Setelah beberapa kali melakukan pertemuan JTF, Reyna mengatakan kedua belah pihak telah mencapai beberapa kesepakatan penting yang mengakomodir dan menguntungkan kedua belah pihak.

"Intinya kedua belah pihak telah sepakat dalam skema penempatan yang telah diformulasikan bersama untuk memudahkan kedua belah pihak dalam melakukan fasilitasi penempatan, terutama peningkapan aspek perlindungan TKI di Malaysia," paparnya.

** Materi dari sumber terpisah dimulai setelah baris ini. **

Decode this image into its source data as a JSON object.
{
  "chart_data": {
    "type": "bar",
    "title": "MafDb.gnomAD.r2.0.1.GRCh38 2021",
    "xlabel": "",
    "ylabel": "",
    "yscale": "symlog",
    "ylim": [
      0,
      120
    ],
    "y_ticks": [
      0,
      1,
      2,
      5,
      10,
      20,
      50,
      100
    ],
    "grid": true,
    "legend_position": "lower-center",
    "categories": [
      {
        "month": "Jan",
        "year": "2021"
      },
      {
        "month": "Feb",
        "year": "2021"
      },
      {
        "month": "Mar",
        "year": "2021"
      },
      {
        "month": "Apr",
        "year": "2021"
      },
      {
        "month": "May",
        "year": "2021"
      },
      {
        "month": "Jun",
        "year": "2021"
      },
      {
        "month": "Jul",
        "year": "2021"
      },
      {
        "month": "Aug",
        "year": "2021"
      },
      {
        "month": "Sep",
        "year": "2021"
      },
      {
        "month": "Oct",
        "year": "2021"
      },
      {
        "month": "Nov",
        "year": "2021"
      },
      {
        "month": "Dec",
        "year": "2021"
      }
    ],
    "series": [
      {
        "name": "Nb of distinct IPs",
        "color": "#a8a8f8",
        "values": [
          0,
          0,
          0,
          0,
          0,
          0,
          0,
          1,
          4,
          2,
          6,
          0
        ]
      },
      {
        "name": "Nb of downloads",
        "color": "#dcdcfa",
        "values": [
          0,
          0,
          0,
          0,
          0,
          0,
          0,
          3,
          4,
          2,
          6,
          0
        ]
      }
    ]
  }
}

Kesepakatan lainnya adalah format baru perjanjian kerja yang memuat batasan gaji TKI, mekanisme pembayaran melalui perbankan, libur sehari dalam seminggu serta TKI berhak memegang pasport dan lain-lain.

"Perjanjian kerja ini harus di-endorse (disetujui dan disahkan) oleh perwakilan atau kedutaan masing-masing negara untuk memastikan TKI dan pengguna/majikannya mendapatkan hak dan kewajiban sesuai peraturan sehingga tidak ada pihak yang dirugikan," kata Reyna.

Kedua negara juga akan melakukan registrasi terhadap PPTKIS maupun agensi yang menempatkan TKI Ke Malaysia dan membuat surat perjanjian kesanggupan untuk memenuhi kewajibannya terhadap "cost structure" (biaya penempatan) dan kewajiban lainnya.

Sedangkan untuk "working permit" atau ijin kerja, Reyna menyebut hanya akan dikeluarkan pemerintah Malaysia bila calon TKI telah memiliki KTKLN.

Untuk memastikan calon TKI PLRT telah memenuhi persyaratan dan dokumen, kedua negara juga akan membentuk sistem informasi TKLN (SISKO TKLN) yang bisa diakses Kedutaan Besar Malaysia di Jakarta untuk melakukan pengecekan bersama.

"Selain itu, kedua negara sepakat menerapkan law enforcement secara tegas terhadap agency/PPTKIS yang tidak melakukan penempatan TKI sesuai dengan kesepatakan amandemen MoU penempatan dan perlindungan TKI domestic worker di Malaysia," kata Reyna.